Breaking Through Tradition (word document, 102 KB)
To report on a radically different approach to end Female Genital Mutilation (FGM) in Africa we look the international NGO Tostan (
www.tostan.org (New window)) whose work in Senegal has let 1600 villages to abandon this practice in the last 5 years - representing more than 30 per cent of the country's practicing population.UNICEF has identified the Tostan model as the most promising in ending FGM in Africa as it is very different from other anti-FGM projects. This strategy is not about anti-FGM laws, police raids or walking into villages with plastic vaginas to demonstrate the effects of FMG.
In fact its starting point is not even about female genital mutilation. When Tostan staff meet with men and women who are practicing FGM in their community, they offer information about human rights, new knowledge about health and development - communities respond well to this approach and are drawn into a process of reflection and analysis of their own behavior. When it comes to choosing an issue to apply this learning to, they almost always choose their practice of FGM.
Molly Merching, director of Tostan says: "The religious leaders are extremely important in this movement. Sometimes they had not understood the dangers of this practice because the women were not talking about it. They were hiding it because it was a taboo subject, it was never discussed. When the leaders hear for the first time the women describe all the problems they have related to this practice, as children, and as women when they got married, the men start to change and they say, we just didn't know."
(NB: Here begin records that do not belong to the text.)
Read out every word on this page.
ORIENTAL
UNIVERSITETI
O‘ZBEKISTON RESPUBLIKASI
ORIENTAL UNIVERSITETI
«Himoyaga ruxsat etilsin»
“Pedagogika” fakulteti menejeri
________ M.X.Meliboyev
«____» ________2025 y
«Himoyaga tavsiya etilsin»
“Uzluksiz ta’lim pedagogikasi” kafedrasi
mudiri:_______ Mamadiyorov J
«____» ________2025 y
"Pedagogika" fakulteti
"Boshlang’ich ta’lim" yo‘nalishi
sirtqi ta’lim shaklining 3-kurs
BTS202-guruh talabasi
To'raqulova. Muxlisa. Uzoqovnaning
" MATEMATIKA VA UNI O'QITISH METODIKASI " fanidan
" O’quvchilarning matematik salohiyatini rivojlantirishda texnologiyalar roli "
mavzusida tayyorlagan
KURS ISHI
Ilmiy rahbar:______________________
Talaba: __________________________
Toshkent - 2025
The Tostan education empowers men and women to speak out and demand their human rights be respected. This includes not only abandoning FGC and child marriage, but also assuring regular village clean ups, timely vaccination, registering and maintaining girls in school, pre and post-natal consultations and conflict resolution. The whole community is affected; even women excisors who previously made their living by cutting girls are included in this process and in the best case become peer educators.

Once Tostan commences its program in a village, it typically takes three years before citizens decide that they want to abandon FGM. Public declarations in villages to stop carrying out FGM take place amid vibrant celebrations with music, dancing, and speeches from elders and prominent citizens. Religious leaders are always part of the ceremonies, and the national press is invited to give the event even more cloud. Often people from other villages attend and carry the message back to their own communities, starting discussion for change.